The first line of Turkish defenses was at Smith Plateau, where a few hundred men were stationed. Italian troops attacked the position, while 11 Italian ships bombarded the area. The Turks were routed with significant losses, while the Italians reported that only seven of their men were wounded. Ottoman forces retreated that night to the mountains around Psithos and the Italians advanced to within 2 km of Rhodes and stopped at 7:00 pm. When the city surrendered the following morning at 10:00 am, Italian troops marched in without opposition.

Meanwhile, additional unopposed landings took place at Kalavarda and Malona Bay, both about 30 mi south of Rhodes. On May 7, the Wali of Rhodes was captured with over 100 Turkish officials by the Italian destroyer . The Turks were trying to flee the islands, but instead ended up going to Taranto on 11 May as prisoners of war.

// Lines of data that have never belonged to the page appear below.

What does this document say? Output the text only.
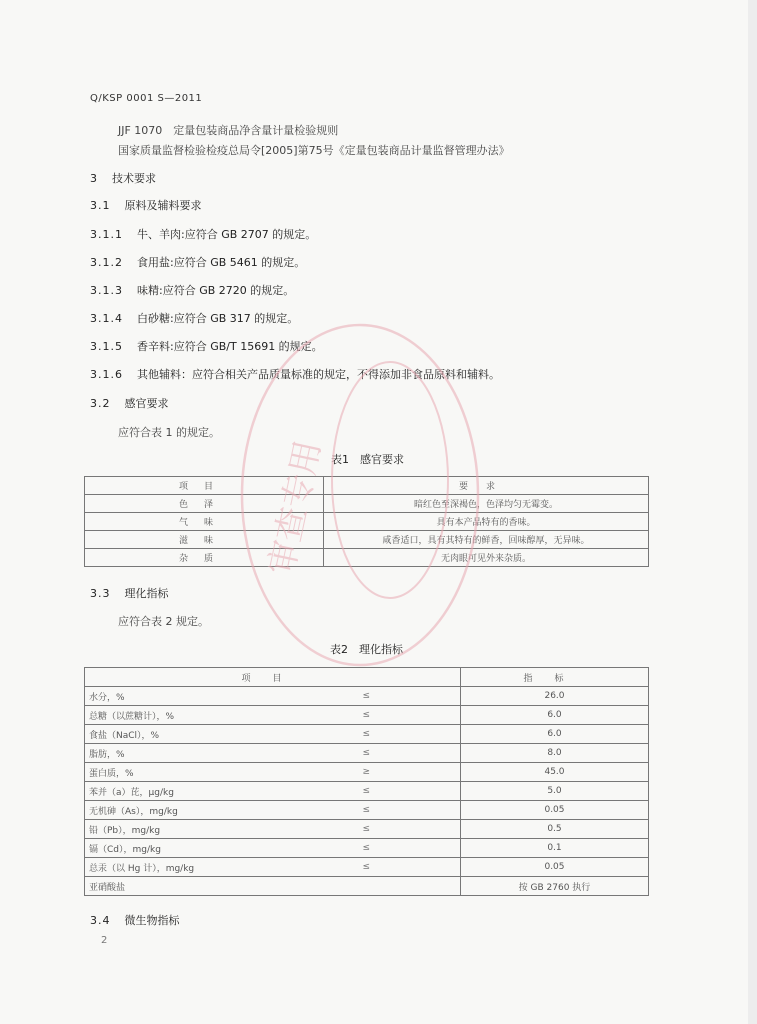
Q/KSP 0001 S—2011
JJF 1070　定量包装商品净含量计量检验规则
国家质量监督检验检疫总局令[2005]第75号《定量包装商品计量监督管理办法》
3 技术要求
3.1 原料及辅料要求
3.1.1 牛、羊肉:应符合 GB 2707 的规定。
3.1.2 食用盐:应符合 GB 5461 的规定。
3.1.3 味精:应符合 GB 2720 的规定。
3.1.4 白砂糖:应符合 GB 317 的规定。
3.1.5 香辛料:应符合 GB/T 15691 的规定。
3.1.6 其他辅料：应符合相关产品质量标准的规定，不得添加非食品原料和辅料。
3.2 感官要求
应符合表 1 的规定。
表1　感官要求
项目	要求
色泽	暗红色至深褐色，色泽均匀无霉变。
气味	具有本产品特有的香味。
滋味	咸香适口，具有其特有的鲜香，回味醇厚，无异味。
杂质	无肉眼可见外来杂质。
3.3 理化指标
应符合表 2 规定。
表2　理化指标
项目		指标
水分，%	≤	26.0
总糖（以蔗糖计），%	≤	6.0
食盐（NaCl），%	≤	6.0
脂肪，%	≤	8.0
蛋白质，%	≥	45.0
苯并（a）芘，μg/kg	≤	5.0
无机砷（As），mg/kg	≤	0.05
铅（Pb），mg/kg	≤	0.5
镉（Cd），mg/kg	≤	0.1
总汞（以 Hg 计），mg/kg	≤	0.05
亚硝酸盐		按 GB 2760 执行
3.4 微生物指标
2
审查专用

Lieutenant General Ameglio took the offensive again on 15 May against the Ottoman forces around Psithos. With the landings at Kalavarda and Malona Bay completed, Ameglio and his main force were able to surround the Turkish position on three sides while the battleship bombarded troop concentrations from the fourth. After a nine-hour battle the Ottomans were defeated and the battle for Rhodes came to an end when the Turkish commanders surrendered the next day on 16 May. Eighty-three Turks were killed at Psithos, 26 were wounded and 983 surrendered. The remaining 10,000 militiamen returned to their homes. Four Italians were reported to have been killed in the final engagement and 26 men were wounded. After 390 years of Muslim rule, Rhodes was once again controlled by Christian forces.